«Est-ce que l’agroalimentaire français veut nourrir les citoyens à tous les repas ou se contenter du filet de bœuf le dimanche ?», lâche Philippe Bizien. Il est encore fraîchement élu président de l’interprofession nationale porcine (Inaporc) lorsqu’il nous ouvre les portes de son exploitation fin septembre. Sa très décriée ferme «aux 12 000 cochons» est implantée près de la côte des Légendes, à Landunvez (Finistère).
Alors que la souveraineté alimentaire est de tous les murmures, un crochet par la terre-mère des Bigoudènes et de l’agroalimentaire national s’impose. Sur la route, un immanquable : le poulet. Cette filière ne cesse de monter au créneau pour alerter sur l’augmentation inexorable des importations, qui pèsent désormais pour moitié de la ration nationale.
VOS INDICES
source
«Avant l’inflation, nous allions sur une montée en gamme à marche forcée»
Rendez-vous chez Goasduff, à Plabennec (Finistère), à une demi-heure au nord de Brest. L’occasion de découvrir ce site sans odeur. De part et d’autre de longs couloirs blancs éclairés de néons blafards, sont nichées de grandes alcôves plongées dans l’obscurité. À leur entrée, un écran tactile sur lequel fourmillent les données… Ce couvoir dernier cri, capable de faire éclore 1,3 million de poussins par semaine, a achevé sa mue début septembre après quatre ans de travaux de remise à niveau.

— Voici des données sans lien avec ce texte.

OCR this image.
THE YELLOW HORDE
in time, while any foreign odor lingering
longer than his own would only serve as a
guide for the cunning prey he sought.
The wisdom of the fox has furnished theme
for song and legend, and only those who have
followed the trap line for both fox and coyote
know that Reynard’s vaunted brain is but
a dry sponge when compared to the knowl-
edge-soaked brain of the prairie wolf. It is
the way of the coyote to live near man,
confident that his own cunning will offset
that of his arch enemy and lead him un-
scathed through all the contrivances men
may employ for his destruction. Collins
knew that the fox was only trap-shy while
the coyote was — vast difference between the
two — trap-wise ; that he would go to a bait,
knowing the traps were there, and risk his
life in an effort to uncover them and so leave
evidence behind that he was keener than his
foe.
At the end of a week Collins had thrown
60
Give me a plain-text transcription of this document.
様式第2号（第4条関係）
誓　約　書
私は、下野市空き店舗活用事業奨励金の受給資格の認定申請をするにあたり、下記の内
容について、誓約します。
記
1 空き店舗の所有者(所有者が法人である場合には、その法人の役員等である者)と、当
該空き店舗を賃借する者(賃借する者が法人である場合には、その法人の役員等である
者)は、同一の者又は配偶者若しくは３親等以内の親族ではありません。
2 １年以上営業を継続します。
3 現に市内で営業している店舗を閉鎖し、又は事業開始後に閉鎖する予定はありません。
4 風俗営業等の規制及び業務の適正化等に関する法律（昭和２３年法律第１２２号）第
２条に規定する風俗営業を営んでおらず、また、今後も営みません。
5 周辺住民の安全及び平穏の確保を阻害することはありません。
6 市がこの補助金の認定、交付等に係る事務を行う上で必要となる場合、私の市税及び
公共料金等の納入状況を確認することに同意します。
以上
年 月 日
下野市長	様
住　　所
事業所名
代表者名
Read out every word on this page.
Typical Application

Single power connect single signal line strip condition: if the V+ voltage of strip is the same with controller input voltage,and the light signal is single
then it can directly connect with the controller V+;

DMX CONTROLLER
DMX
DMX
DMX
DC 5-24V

«La souveraineté alimentaire démarre avec nous», pose Loïc Goasduff, le directeur général de BD France, filiale du groupe danois qui a racheté l’entreprise familiale en 2017. Ses six couvoirs fournissent un tiers des poussins nationaux. Dans la foulée de l’éclosion, ils seront expédiés pour l’élevage. «L’inflation a des conséquences fortes sur la capacité des ménages à acheter des produits à valeur ajoutée, détaille Loïc Goasduff. Il y a un décalage entre la vision idyllique de l’élevage du citoyen – c’est un peu « Martine à la ferme » – et la réalité du consommateur. La vérité c’est que 100 % des importations de poulets sont issus d’élevages industriels alors que 20% des poulets français sont déjà sous label. Il faut retravailler notre positionnement et simplifier la gamme. Des labels, oui, mais moins.»
Des propos qui trouvent écho chez Philippe Bizien, lors d’un échange autour d’une grande table ronde, couverte d’une nappe brune délavée, dans le réfectoire de son exploitation porcine : «Avant l’inflation, nous allions sur une montée en gamme à marche forcée. Nous risquons de le payer cher, déballe-t-il. Nous devons revenir sur le cœur de gamme en structurant les élevages, ce qui suppose d’agrandir et de rénover si besoin est. Il faut donner aux éleveurs la possibilité d’investir.» Au risque, s’ils ne produisent pas plus, de voir les entreprises de l’abattage et de la salaison réduire la voilure.
La filière des légumes en conserve cherche la voie médiane
Le discours résonne particulièrement en ces temps de «panier anti-inflation» et d’étals jonchés de premiers prix. Tant pis si le bien-être animal est relégué. Tant pis si dans les dédales de l’exploitation de Landunvez, les truies demeurent coincées dans des cages pendant de longs mois. Tant pis si chez Goasduff les poussins sont triés sans ménagement… Il en va du salut du «made in Breizh». Ces recettes éprouvées ont d’autant plus le vent en poupe que la transition vers un modèle plus vertueux est une voie tortueuse. L’Unilet, l’interprofession des légumes conserves et surgelés, se frotte quotidiennement aux défis du produire local et plus durable, alors que la filière fait face à de fortes importations de légumes étrangers.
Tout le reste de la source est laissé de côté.